Es war ein dämmeriges, großes Kreuzgewölbe, das ihn aufnahm und aus dem ihm eine kühle, kellerartige Luft entgegenschlug. An sonnigen Tagen mochte es wohl heller in der Kirche sein als heute, wo im Westen eine mächtige Wolkenwand emporgestiegen war und sich eben vor die Sonne schob. Es war wenig zu erkennen in dem Halbdunkel, das den ganzen Raum erfüllte; nur auf das Bild der heiligen Elisabeth fielen noch einige Strahlen des mit den Wolken kämpfenden Sonnenlichts. Es stand auf dem Altar unter einem riesigen, vergoldeten Kreuze, eine Holzstatue in Lebensgröße, das Antlitz nicht ohne Liebreiz. Eine Krone von Perlen und unechten Steinen glänzte vom Haupte hernieder, und an dem himmelblauen Sammetgewande schimmerten Edelsteine in großer Zahl.

Kyburg betrachtete das Bild eine ziemlich lange Zeit; dann lüstete ihn, es auch einmal von der anderen Seite anzusehen, und er zwängte sich in den schmalen Raum zwischen der Kirchwand und dem Altar. Da hörte er, wie die Tür der Kirche sich öffnete, wie eine Gestalt hereinschlüpfte und den riesigen Schlüssel im Schlosse umdrehte. Er spähte hinter dem Bilde hervor und vermochte zunächst nichts zu erkennen. Erst als sie sich langsam dem Altar nahte, sah er beim Schein eines aufzuckenden Blitzes, daß es Gertrudis war. Sie wollte offenbar vor dem Altar der Heiligen beten.

Sollte er hervortreten? Sollte er bleiben? Noch ehe er sich entschieden hatte, war sie auf die Steinstufen niedergeglitten und hatte die gefalteten Hände zu dem Gnadenbilde emporgehoben. Und dann begann sie zu beten, flüsternd zuerst, dann alles um sich her vergessend mit lauter Stimme, dringend, in leidenschaftlichem Flehen. Er hatte erwartet, sie werde ihren Rosenkranz abbeten und dann wieder gehen. Aber sie sprach keine eingelernten Gebete, sondern mit innigen Worten, die aus der Tiefe ihres Herzens kamen, bestürmte sie die Heilige, die Schutzherrin ihres Hauses, und während draußen die Blitze zuckten und der Donner grollte, vernahm Klaus Kyburg die seltsamste Beichte. Nicht eigener Sünden klagte sie sich an, sie erflehte vielmehr Fürbitte für die Gewalttaten ihres Vaters und ihres Oheims. Ach, es war ihrer eine große Zahl, und mit Staunen und Schrecken erkannte der Lauschende, daß zwischen dem mächtigen Herrn der gewaltigen Feste und einem vom Stegreif lebenden Landschädiger der Unterschied nur gering war. Unter Tränen und mit oftmals von Schluchzen halb erstickter Stimme zählte sie die Frevel auf, die seit Jahren von dieser Burg ausgegangen waren, flehte die Heilige an, die Strafe des Himmels von ihrem Vater abzuwenden, bat um Kraft, ihres Vaters Herz zu rühren, daß er sich bekehre und seinen schrecklichen und sündhaften Schwur nicht halte, und zuletzt warf sie sich im Überschwang ihres Schmerzes ganz und gar auf die Erde hin, so daß die Stirn den kalten Stein berührte. So lag sie eine ganze Weile, dann erhob sie sich, wandelte langsam nach der Tür hin, schloß wieder auf und trat ins Freie, wo eben der strömende Regen aufgehört hatte und ein heller Sonnenstrahl durch das sich zerteilende Gewölk blitzte.

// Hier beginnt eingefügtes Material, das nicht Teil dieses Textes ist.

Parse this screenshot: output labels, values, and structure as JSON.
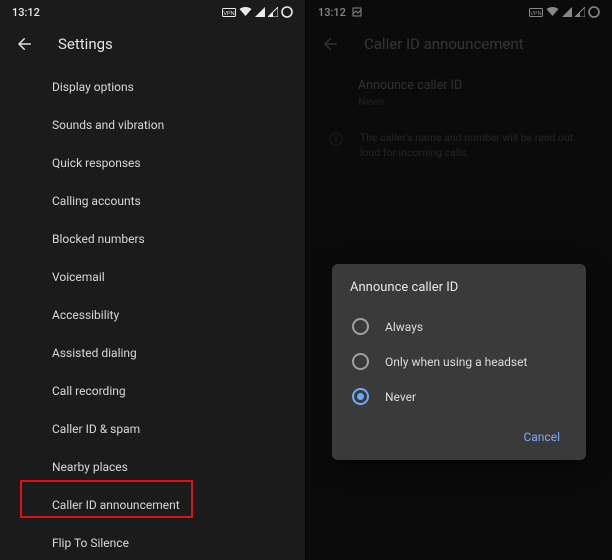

Kyburg blieb noch fast eine halbe Stunde lang da stehen, wo er stand. Regungslos starrte er auf die Stelle vor dem Altar, wo die Betende gelegen hatte. Was er getan, war unwürdig, das fühlte er wohl. Er hatte gelauscht, ein Weib belauscht, das in der tiefsten Not seines Herzens allein mit der Heiligen zu reden glaubte. Einem ritterlichen Manne ziemte das nicht, er hätte hervortreten müssen, als sie die ersten Worte sprach. Aber er empfand keine Reue. Was er gehört hatte aus ihrem Munde, das sollte so sicher begraben sein in seiner Brust wie in eines heiligen Bischofs Brust das begraben war, was er vernommen hatte unter dem Siegel der Beichte. Und nichts hatte ihn in seinem Leben so erschüttert, als dieser Blick in die Seele der Jungfrau, die er liebte. Mit überwältigender Kraft empfand er in dieser Stunde, daß er von der blonden Tochter des wilden Kurtefrund nicht mehr lassen könnte, daß er sich dies Weib erringen müsse oder untergehen.